1/2 lbs. raw medium shrimp, shelled & deveined
1/2 teaspoon minced garlic
1 cup canned black beans (rinsed & drained)
1 cup canned corn kernels (drained)
Juice of 1 lime
1/2 teaspoon of adobo sauce*
1 teaspoon salt
12 yellow corn tortillas
Dried cornhusk (generally used for tamales)
Heat 1 tablespoon of oil and garlic in a skillet over medium-high for a minute and add shrimp. Saute shrimp until it is cooked (turns from grayish-blue to pinkish-white). Remove from heat and chop shrimp into 1/2-inch bits. Mix together shrimp, black beans, corn, lime juice, adobo sauce, and salt until combined. Cover and refrigerate until ready to serve.
Place tortillas on a plate and cover with a damp paper towel.
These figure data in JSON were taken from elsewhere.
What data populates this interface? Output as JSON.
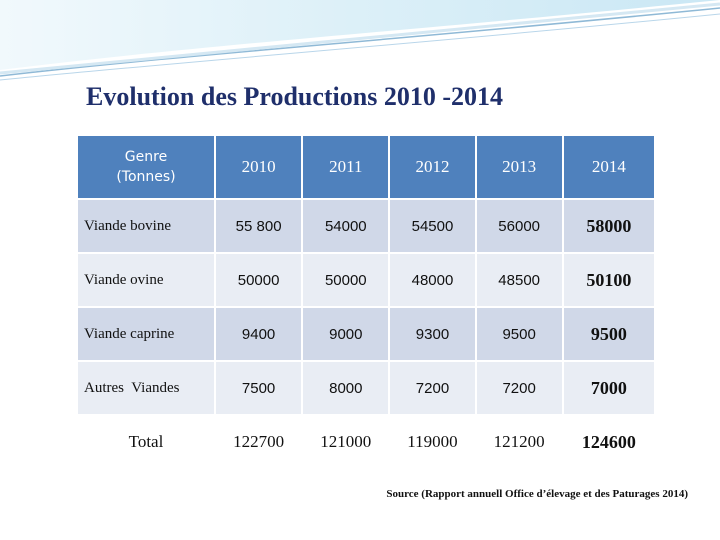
{
  "title": "Evolution des Productions 2010 -2014",
  "colors": {
    "header": "#4f81bd",
    "row_odd": "#d0d8e8",
    "row_even": "#e9edf4",
    "title": "#1f2f6b"
  },
  "table": {
    "header": {
      "genre_line1": "Genre",
      "genre_line2": "(Tonnes)",
      "years": [
        "2010",
        "2011",
        "2012",
        "2013",
        "2014"
      ]
    },
    "rows": [
      {
        "label": "Viande bovine",
        "values": [
          "55 800",
          "54000",
          "54500",
          "56000",
          "58000"
        ]
      },
      {
        "label": "Viande ovine",
        "values": [
          "50000",
          "50000",
          "48000",
          "48500",
          "50100"
        ]
      },
      {
        "label": "Viande caprine",
        "values": [
          "9400",
          "9000",
          "9300",
          "9500",
          "9500"
        ]
      },
      {
        "label": "Autres  Viandes",
        "values": [
          "7500",
          "8000",
          "7200",
          "7200",
          "7000"
        ]
      }
    ],
    "total": {
      "label": "Total",
      "values": [
        "122700",
        "121000",
        "119000",
        "121200",
        "124600"
      ]
    }
  },
  "source": "Source (Rapport annuell Office d’élevage et des Paturages 2014)"
}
Microwave tortillas for about 30 seconds to soften them otherwise they make crack when you roll them into a cone. Roll each tortilla into a cone shape and tie a strip of cornhusk around the middle to keep them closed. (It may be necessary to soak the cornhusk strip in hot water for a few seconds to soften them too.) Pat the cones and strips dry to prevent splatter when they go into the oil.
Fill a pot halfway with oil and heat on medium-high. Drop a piece of tortilla into the oil and if it floats to the top and sizzles it is ready! Put on an oven mitt. Using long metal tongs, clamp the cone by placing one tong arm inside the cone and the other arm outside the cone. Turn heat to medium and carefully immerse the cone into the oil while holding it with the tongs. After about 10 seconds the tortilla should be crisp enough to hold its shape and you can release the cone from the tongs. Fry the cone for about 30 seconds until it turns golden yellow. Use the tongs to remove the cone, carefully pouring out any oil back into the pot that may be in the cone. Set cone on a paper towel to drain of excess oil. Fry remaining tortilla cones and sprinkle with coarse salt to season them. These cones are best when made the morning or day of the party.
Just before serving, fill cones with shrimp mixture. Serve upright by inserting the cones into a glass cube vase or nice container of rock salt or uncooked rice. Or purchase cone holders made to serve appetizers such as these!